You have to turn on optimization, and make sure that
both code parts actually do the same thing (which they currently do not, your policy-variant does not return the result)
the result is used for something, so that the compiler does not discard the code path altogether (just sum the results and print them somewhere should be enough)

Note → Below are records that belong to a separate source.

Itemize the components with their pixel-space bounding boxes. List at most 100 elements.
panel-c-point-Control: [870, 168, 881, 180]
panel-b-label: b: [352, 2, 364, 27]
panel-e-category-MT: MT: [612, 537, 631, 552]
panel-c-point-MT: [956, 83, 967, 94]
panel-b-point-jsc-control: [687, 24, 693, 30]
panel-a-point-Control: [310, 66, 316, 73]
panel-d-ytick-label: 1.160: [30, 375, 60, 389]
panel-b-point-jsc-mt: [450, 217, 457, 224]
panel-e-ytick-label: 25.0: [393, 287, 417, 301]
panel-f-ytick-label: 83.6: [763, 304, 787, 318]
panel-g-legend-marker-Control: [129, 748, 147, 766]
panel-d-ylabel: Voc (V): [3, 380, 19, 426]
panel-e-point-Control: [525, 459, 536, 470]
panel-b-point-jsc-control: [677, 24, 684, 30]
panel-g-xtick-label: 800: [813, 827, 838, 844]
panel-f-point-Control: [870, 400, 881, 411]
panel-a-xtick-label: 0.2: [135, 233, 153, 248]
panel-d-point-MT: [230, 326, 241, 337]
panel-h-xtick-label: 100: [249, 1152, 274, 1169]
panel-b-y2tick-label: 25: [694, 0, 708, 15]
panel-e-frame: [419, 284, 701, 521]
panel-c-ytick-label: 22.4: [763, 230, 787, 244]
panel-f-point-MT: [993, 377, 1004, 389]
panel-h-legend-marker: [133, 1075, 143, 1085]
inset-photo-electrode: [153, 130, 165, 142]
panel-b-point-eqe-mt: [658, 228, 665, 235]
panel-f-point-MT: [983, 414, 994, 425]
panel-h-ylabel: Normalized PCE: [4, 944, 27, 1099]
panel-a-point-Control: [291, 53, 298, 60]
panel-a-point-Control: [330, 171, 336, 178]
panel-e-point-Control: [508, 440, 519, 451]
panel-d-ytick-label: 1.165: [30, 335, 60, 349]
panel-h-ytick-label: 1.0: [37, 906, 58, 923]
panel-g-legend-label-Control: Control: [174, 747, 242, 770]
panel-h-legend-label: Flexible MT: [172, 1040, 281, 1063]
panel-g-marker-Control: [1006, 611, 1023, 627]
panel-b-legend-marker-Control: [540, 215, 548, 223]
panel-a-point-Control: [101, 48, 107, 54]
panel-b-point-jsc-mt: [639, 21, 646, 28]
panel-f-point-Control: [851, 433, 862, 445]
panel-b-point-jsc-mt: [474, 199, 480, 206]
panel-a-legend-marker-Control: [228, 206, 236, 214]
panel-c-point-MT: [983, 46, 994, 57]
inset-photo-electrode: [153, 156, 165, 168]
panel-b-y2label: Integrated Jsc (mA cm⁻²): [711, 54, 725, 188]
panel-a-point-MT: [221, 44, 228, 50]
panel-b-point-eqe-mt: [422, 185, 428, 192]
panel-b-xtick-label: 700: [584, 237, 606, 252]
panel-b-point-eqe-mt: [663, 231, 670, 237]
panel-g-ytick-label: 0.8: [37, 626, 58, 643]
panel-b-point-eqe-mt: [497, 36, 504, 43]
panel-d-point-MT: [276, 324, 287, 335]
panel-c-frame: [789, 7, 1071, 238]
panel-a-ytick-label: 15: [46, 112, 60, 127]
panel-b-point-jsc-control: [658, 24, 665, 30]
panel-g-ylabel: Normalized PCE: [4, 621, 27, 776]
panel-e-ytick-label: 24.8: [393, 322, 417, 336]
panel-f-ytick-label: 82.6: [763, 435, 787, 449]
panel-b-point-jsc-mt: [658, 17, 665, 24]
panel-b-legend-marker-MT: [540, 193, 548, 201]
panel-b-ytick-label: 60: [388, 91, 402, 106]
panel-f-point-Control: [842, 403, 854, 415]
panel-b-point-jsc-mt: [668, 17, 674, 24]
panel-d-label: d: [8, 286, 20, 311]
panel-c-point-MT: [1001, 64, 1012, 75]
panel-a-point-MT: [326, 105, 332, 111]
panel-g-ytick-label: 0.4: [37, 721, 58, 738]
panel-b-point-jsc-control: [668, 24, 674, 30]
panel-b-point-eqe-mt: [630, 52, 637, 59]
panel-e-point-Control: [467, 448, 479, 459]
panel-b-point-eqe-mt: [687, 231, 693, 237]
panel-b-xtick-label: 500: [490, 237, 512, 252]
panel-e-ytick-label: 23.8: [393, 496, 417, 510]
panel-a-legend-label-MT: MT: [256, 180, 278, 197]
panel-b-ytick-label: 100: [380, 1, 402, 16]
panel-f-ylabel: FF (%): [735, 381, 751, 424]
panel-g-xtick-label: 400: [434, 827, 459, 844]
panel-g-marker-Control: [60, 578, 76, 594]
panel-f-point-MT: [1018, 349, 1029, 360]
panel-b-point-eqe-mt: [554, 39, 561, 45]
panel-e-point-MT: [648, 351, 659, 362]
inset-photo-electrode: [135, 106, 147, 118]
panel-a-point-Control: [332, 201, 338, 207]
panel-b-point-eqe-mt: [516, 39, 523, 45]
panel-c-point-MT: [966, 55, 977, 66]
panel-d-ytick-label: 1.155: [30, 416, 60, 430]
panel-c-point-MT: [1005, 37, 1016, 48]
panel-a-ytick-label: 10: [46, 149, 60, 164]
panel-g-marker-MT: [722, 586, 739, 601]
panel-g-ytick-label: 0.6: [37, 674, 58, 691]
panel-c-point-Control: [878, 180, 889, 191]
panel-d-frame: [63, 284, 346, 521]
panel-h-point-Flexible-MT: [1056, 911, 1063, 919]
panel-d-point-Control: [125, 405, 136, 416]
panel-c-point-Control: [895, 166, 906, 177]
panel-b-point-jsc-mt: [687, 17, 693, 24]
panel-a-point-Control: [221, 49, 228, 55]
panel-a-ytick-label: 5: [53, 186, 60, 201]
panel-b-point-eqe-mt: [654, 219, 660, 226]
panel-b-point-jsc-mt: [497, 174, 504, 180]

I had to change your policy code to return the computed value:
float Run(const float a, const float b)
{
return Operation(a,b);
}
Secondly, I had to store the returned value to ensure that the loop wouldn't be optimized away:
int main()
{
unsigned int numberOfIterations = 1e9;
float answer = 0.0;
boost::timer timer;
DoOperationPolicy<OperationPolicy_Add> policy_operation;
for(unsigned int i = 0; i < numberOfIterations; ++i)
{
answer += policy_operation.Run(1,2);
}
std::cout << "Policy got " << answer << " in " << timer.elapsed() << " seconds" << std::endl;
answer = 0.0;
timer.restart();
DoOperation* polymorphic_operation = new OperationAdd;
for(unsigned int i = 0; i < numberOfIterations; ++i)
{
answer += polymorphic_operation->Run(1,2);
}
std::cout << "Polymo got " << answer << " in " << timer.elapsed() << " seconds" << std::endl;
return 0;
}
Without optimizations on g++ 4.1.2:
Policy got 6.71089e+07 in 13.75 seconds
Polymo got 6.71089e+07 in 7.52 seconds
With -O3 on g++ 4.1.2:
Policy got 6.71089e+07 in 1.18 seconds
Polymo got 6.71089e+07 in 3.23 seconds
So the policy is definitely faster once optimizations are turned on.